In materia di diritto di accesso ai dati contenuti nella cartella clinica di persone decedute deve farsi riferimento alle disposizioni dell’art. 9, comma 3, del codice per la tutela dei dati personali, che disciplinano in modo diretto l’esercizio del diritto di accesso per le informazioni relative a persone decedute, prevedendo che essi possono essere esercitati da chi ha un interesse proprio o agisce a tutela dell’interessato o per motivi familiari meritevoli di tutela.
Tale disciplina regola anche l’accesso alla cartelle clinica, dal momento che non può trovare applicazione la disciplina specificamente prevista in materia dall’articolo 92 del medesimo codice, la quale consente l’accesso alla cartella clinica solo a persone diverse dall’interessato che possono far valere un diritto della personalità o altro diritto di pari rango.
Se dovesse applicarsi questa disposizione anche dopo la morte, neppure i più stretti congiunti potrebbero accedere ai dati personali del defunto in assenza dei presupposti richiesti dalla norma, con conseguenze paradossali e, comunque, del tutto opposte alle tesi degli appellanti.
Non è neppure utile il richiamo per analogia all’articolo 82 del medesimo codice, che regola la diversa situazione della prestazione del consenso al trattamento dei dati personali in caso di impossibilità fisica o giuridica dell’interessato e che prevede che il consenso possa essere fornito, in assenza di chi esercita la potestà legale, da un prossimo congiunto, da un familiare, da un convivente o, in loro assenza, dal responsabile della struttura presso cui dimora l’interessato.
La disciplina dell’articolo 9 del codice regola, invece, compiutamente ed esaustivamente la questione del trattamento dei dati personali delle persone decedute, in quanto indica chi può esercitare l’insieme dei diritti previsti dall’art. 7 dello stesso codice, il quale, nel disciplinare il trattamento dei dati medesimi, considera non solo le posizioni soggettive di chi può esercitare il diritto di accesso, ma anche quello di chi può opporsi ad esso.

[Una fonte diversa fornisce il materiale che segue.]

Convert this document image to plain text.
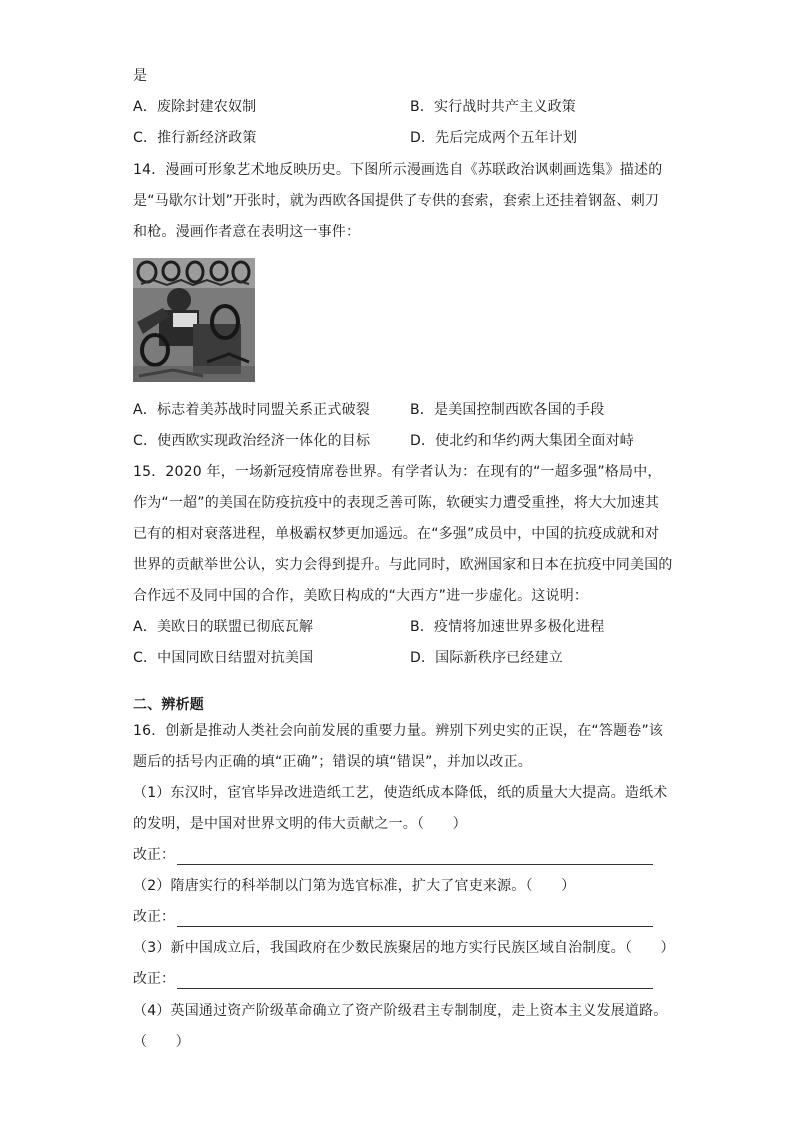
是
A．废除封建农奴制	B．实行战时共产主义政策
C．推行新经济政策	D．先后完成两个五年计划
14．漫画可形象艺术地反映历史。下图所示漫画选自《苏联政治讽刺画选集》描述的
是“马歇尔计划”开张时，就为西欧各国提供了专供的套索，套索上还挂着钢盔、刺刀
和枪。漫画作者意在表明这一事件：
A．标志着美苏战时同盟关系正式破裂	B．是美国控制西欧各国的手段
C．使西欧实现政治经济一体化的目标	D．使北约和华约两大集团全面对峙
15．2020 年，一场新冠疫情席卷世界。有学者认为：在现有的“一超多强”格局中，
作为“一超”的美国在防疫抗疫中的表现乏善可陈，软硬实力遭受重挫，将大大加速其
已有的相对衰落进程，单极霸权梦更加遥远。在“多强”成员中，中国的抗疫成就和对
世界的贡献举世公认，实力会得到提升。与此同时，欧洲国家和日本在抗疫中同美国的
合作远不及同中国的合作，美欧日构成的“大西方”进一步虚化。这说明：
A．美欧日的联盟已彻底瓦解	B．疫情将加速世界多极化进程
C．中国同欧日结盟对抗美国	D．国际新秩序已经建立
二、辨析题
16．创新是推动人类社会向前发展的重要力量。辨别下列史实的正误，在“答题卷”该
题后的括号内正确的填“正确”；错误的填“错误”，并加以改正。
（1）东汉时，宦官毕异改进造纸工艺，使造纸成本降低，纸的质量大大提高。造纸术
的发明，是中国对世界文明的伟大贡献之一。（　　）
改正：
（2）隋唐实行的科举制以门第为选官标准，扩大了官吏来源。（　　）
改正：
（3）新中国成立后，我国政府在少数民族聚居的地方实行民族区域自治制度。（　　）
改正：
（4）英国通过资产阶级革命确立了资产阶级君主专制制度，走上资本主义发展道路。
（　　）
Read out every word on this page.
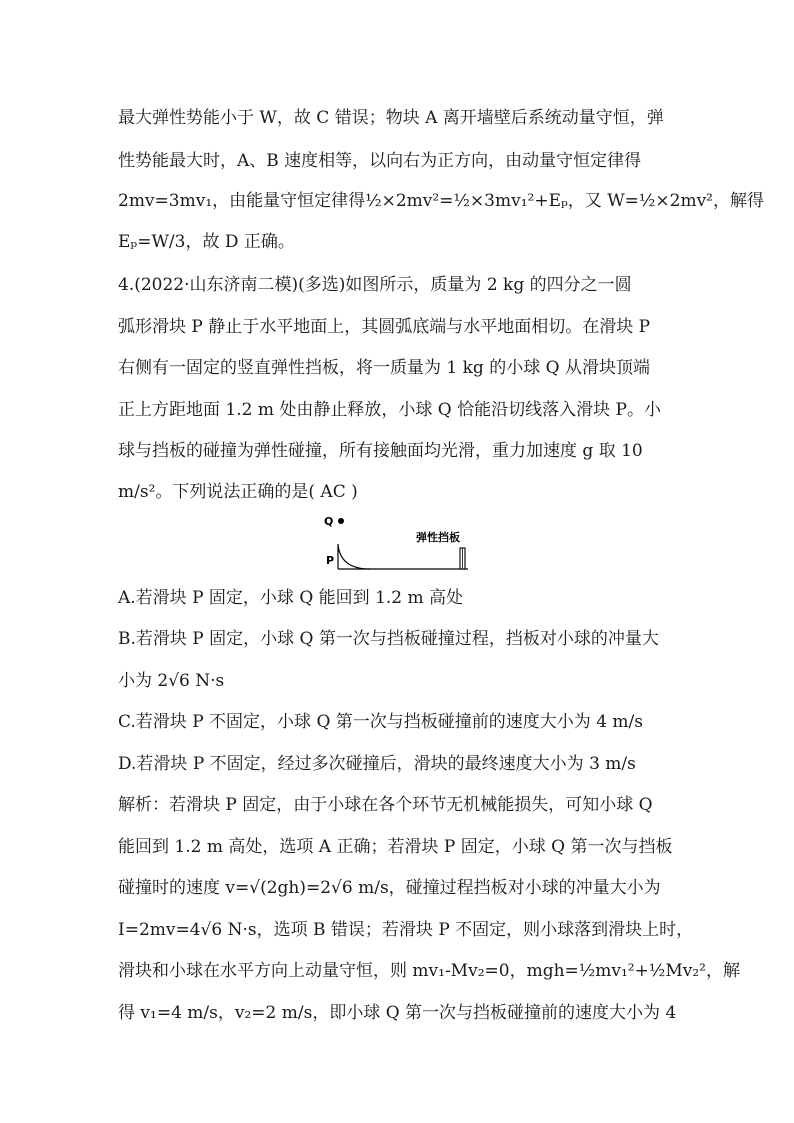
最大弹性势能小于 W，故 C 错误；物块 A 离开墙壁后系统动量守恒，弹
性势能最大时，A、B 速度相等，以向右为正方向，由动量守恒定律得
2mv=3mv₁，由能量守恒定律得½×2mv²=½×3mv₁²+Eₚ，又 W=½×2mv²，解得
Eₚ=W/3，故 D 正确。
4.(2022·山东济南二模)(多选)如图所示，质量为 2 kg 的四分之一圆
弧形滑块 P 静止于水平地面上，其圆弧底端与水平地面相切。在滑块 P
右侧有一固定的竖直弹性挡板，将一质量为 1 kg 的小球 Q 从滑块顶端
正上方距地面 1.2 m 处由静止释放，小球 Q 恰能沿切线落入滑块 P。小
球与挡板的碰撞为弹性碰撞，所有接触面均光滑，重力加速度 g 取 10
m/s²。下列说法正确的是( AC )
Q
P
弹性挡板
A.若滑块 P 固定，小球 Q 能回到 1.2 m 高处
B.若滑块 P 固定，小球 Q 第一次与挡板碰撞过程，挡板对小球的冲量大
小为 2√6 N·s
C.若滑块 P 不固定，小球 Q 第一次与挡板碰撞前的速度大小为 4 m/s
D.若滑块 P 不固定，经过多次碰撞后，滑块的最终速度大小为 3 m/s
解析：若滑块 P 固定，由于小球在各个环节无机械能损失，可知小球 Q
能回到 1.2 m 高处，选项 A 正确；若滑块 P 固定，小球 Q 第一次与挡板
碰撞时的速度 v=√(2gh)=2√6 m/s，碰撞过程挡板对小球的冲量大小为
I=2mv=4√6 N·s，选项 B 错误；若滑块 P 不固定，则小球落到滑块上时，
滑块和小球在水平方向上动量守恒，则 mv₁-Mv₂=0，mgh=½mv₁²+½Mv₂²，解
得 v₁=4 m/s，v₂=2 m/s，即小球 Q 第一次与挡板碰撞前的速度大小为 4
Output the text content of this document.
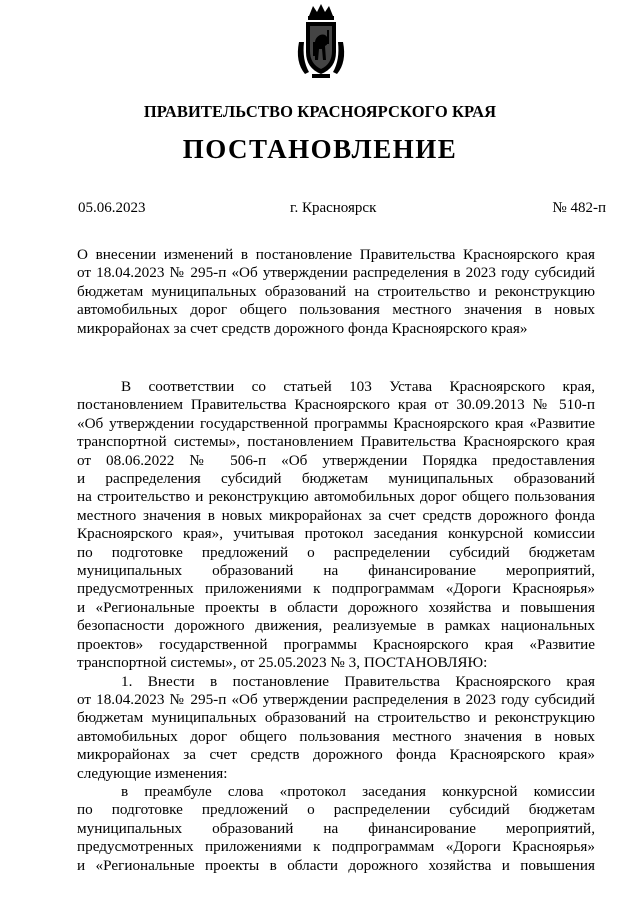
ПРАВИТЕЛЬСТВО КРАСНОЯРСКОГО КРАЯ
ПОСТАНОВЛЕНИЕ
05.06.2023	г. Красноярск	№ 482-п
О внесении изменений в постановление Правительства Красноярского края
от 18.04.2023 № 295-п «Об утверждении распределения в 2023 году субсидий
бюджетам муниципальных образований на строительство и реконструкцию
автомобильных дорог общего пользования местного значения в новых
микрорайонах за счет средств дорожного фонда Красноярского края»
В соответствии со статьей 103 Устава Красноярского края,
постановлением Правительства Красноярского края от 30.09.2013 № 510-п
«Об утверждении государственной программы Красноярского края «Развитие
транспортной системы», постановлением Правительства Красноярского края
от 08.06.2022 № 506-п «Об утверждении Порядка предоставления
и распределения субсидий бюджетам муниципальных образований
на строительство и реконструкцию автомобильных дорог общего пользования
местного значения в новых микрорайонах за счет средств дорожного фонда
Красноярского края», учитывая протокол заседания конкурсной комиссии
по подготовке предложений о распределении субсидий бюджетам
муниципальных образований на финансирование мероприятий,
предусмотренных приложениями к подпрограммам «Дороги Красноярья»
и «Региональные проекты в области дорожного хозяйства и повышения
безопасности дорожного движения, реализуемые в рамках национальных
проектов» государственной программы Красноярского края «Развитие
транспортной системы», от 25.05.2023 № 3, ПОСТАНОВЛЯЮ:
1. Внести в постановление Правительства Красноярского края
от 18.04.2023 № 295-п «Об утверждении распределения в 2023 году субсидий
бюджетам муниципальных образований на строительство и реконструкцию
автомобильных дорог общего пользования местного значения в новых
микрорайонах за счет средств дорожного фонда Красноярского края»
следующие изменения:
в преамбуле слова «протокол заседания конкурсной комиссии
по подготовке предложений о распределении субсидий бюджетам
муниципальных образований на финансирование мероприятий,
предусмотренных приложениями к подпрограммам «Дороги Красноярья»
и «Региональные проекты в области дорожного хозяйства и повышения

Legittimo è l’interesse ad accedere agli atti richiesti, in quanto rivolto ad ottenere informazioni utili ad agire in giudizio a tutela della propria sfera giuridica, la cui fondatezza non deve essere valutata ai fini dell’accesso.
Di conseguenza, esso costituisce interesse proprio tutelabile ai sensi dell’art. 9 del codice per la protezione dei dati personali.